A Look At How Many People Have Been Kicked Offline In Korea On Accusations (Not Convictions) Of Infringement
from the one-strike dept
So, now that the law has been in place for over a year, what's been happening in South Korea? Well, it turns out that people are getting kicked offline for accusations of filing sharing -- but worryingly, it appears they're being kicked off with one strike, not three. Glyn Moody points us to a report on the data behind what's going on in South Korea.
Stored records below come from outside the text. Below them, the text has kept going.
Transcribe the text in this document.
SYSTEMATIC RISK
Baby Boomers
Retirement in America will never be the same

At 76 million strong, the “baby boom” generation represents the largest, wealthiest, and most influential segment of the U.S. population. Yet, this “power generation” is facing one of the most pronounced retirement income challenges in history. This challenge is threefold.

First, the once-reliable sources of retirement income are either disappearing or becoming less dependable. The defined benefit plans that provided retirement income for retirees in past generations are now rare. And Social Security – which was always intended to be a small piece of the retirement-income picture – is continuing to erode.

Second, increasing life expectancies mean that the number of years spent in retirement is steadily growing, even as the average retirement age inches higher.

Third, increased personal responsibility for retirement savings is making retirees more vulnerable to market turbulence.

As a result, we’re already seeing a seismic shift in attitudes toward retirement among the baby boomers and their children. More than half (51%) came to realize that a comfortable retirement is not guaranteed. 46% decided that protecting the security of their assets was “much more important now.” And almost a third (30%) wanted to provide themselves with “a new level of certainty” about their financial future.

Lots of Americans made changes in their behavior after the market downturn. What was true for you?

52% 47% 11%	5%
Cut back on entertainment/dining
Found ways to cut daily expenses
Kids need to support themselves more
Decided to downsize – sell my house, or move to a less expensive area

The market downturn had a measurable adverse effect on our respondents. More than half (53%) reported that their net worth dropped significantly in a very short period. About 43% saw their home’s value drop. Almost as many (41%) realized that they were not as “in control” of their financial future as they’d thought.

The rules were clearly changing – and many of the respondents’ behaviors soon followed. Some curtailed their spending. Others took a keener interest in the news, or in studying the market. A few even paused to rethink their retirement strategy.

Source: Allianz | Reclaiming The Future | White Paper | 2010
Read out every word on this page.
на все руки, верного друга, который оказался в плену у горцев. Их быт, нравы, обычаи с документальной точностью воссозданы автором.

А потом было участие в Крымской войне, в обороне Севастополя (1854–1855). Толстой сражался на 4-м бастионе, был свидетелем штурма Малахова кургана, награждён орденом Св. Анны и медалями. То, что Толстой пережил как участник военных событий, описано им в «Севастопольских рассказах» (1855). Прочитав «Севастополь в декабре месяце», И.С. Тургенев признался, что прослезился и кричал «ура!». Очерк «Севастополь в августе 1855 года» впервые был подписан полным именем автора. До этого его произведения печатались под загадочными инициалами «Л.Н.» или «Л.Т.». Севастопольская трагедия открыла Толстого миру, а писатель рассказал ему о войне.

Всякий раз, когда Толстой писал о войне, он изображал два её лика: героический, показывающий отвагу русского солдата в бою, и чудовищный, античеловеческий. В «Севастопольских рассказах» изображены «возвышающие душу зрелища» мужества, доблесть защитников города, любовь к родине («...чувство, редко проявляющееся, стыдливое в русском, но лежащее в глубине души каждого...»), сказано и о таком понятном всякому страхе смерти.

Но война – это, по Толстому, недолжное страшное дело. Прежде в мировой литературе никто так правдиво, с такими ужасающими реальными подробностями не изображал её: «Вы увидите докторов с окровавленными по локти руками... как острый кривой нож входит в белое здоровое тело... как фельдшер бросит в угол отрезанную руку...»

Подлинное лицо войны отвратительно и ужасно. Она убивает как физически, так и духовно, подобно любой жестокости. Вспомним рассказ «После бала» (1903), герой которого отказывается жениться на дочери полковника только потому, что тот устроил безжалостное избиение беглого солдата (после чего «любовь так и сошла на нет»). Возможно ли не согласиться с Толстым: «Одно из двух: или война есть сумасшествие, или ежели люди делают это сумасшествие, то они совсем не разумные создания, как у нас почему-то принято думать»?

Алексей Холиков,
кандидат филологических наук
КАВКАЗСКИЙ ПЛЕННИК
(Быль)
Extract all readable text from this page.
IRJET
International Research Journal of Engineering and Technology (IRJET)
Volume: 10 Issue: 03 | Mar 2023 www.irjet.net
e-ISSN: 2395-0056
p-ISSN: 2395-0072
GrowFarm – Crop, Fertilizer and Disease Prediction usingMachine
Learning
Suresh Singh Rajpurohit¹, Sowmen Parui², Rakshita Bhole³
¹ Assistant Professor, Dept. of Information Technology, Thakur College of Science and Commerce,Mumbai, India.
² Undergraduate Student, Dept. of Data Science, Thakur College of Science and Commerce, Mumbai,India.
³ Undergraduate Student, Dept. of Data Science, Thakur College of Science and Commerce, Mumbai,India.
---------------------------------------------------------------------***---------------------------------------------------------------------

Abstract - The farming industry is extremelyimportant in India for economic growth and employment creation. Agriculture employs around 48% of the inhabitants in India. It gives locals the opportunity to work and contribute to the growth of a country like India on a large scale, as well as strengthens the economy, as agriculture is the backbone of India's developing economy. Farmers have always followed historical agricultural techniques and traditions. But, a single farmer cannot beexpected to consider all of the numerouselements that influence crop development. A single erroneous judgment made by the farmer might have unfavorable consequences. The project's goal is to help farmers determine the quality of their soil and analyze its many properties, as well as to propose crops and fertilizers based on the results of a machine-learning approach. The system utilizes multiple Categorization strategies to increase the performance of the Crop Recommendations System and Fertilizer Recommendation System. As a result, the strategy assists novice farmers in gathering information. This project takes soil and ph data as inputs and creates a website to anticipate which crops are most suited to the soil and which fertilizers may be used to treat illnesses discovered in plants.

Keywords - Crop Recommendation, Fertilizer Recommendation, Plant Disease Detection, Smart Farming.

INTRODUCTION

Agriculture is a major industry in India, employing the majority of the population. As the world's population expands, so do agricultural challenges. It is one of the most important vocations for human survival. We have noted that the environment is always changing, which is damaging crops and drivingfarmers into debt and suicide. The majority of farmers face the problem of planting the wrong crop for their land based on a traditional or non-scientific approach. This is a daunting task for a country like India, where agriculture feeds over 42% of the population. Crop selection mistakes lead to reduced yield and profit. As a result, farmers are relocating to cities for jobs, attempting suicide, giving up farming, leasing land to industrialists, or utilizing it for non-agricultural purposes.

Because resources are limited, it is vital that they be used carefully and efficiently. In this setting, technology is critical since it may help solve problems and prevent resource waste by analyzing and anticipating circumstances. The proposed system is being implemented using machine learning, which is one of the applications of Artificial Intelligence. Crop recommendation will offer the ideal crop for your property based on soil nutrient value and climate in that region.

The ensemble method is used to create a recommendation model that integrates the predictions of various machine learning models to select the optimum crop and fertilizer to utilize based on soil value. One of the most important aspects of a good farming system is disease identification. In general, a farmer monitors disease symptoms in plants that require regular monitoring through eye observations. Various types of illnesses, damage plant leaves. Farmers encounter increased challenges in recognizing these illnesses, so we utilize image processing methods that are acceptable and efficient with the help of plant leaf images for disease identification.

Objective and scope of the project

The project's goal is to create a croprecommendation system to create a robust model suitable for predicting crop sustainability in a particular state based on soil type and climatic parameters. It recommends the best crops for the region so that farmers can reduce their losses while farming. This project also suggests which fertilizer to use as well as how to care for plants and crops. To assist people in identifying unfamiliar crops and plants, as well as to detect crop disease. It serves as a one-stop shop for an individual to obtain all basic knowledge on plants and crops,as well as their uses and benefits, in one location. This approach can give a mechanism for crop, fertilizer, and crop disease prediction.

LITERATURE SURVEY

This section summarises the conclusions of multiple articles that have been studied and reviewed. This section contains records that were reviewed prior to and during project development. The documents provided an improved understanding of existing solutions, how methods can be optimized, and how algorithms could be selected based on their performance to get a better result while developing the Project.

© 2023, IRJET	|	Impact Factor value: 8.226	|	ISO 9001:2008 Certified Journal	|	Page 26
Now, it's important to understand the specifics of the law there. There are two ways a user can have his or her account suspended. The first is if the Minister of Culture orders the ISP to suspend the user. However, this can only come after the user has been warned three times (hence: three strikes). However, there's also a separate way, which is that the Copyright Commission can "recommend" that ISPs warn someone, block or delete materials believed to be infringing or suspend accounts. Deleting or suspending doesn't require any prior notice or warnings or anything. Basically, the Commission says "we recommend you censor this content and/or suspend this user" and the ISPs then have a choice to make. Guess what they do? That's right, they obey. Nearly every time. Out of over 65,000 "recommendations" by the Commission, ISPs have only declined to follow the recommendation 40 times -- 20 times in sending out warnings and 20 times in deleting content. It's never declined to follow a recommendation to suspend an account.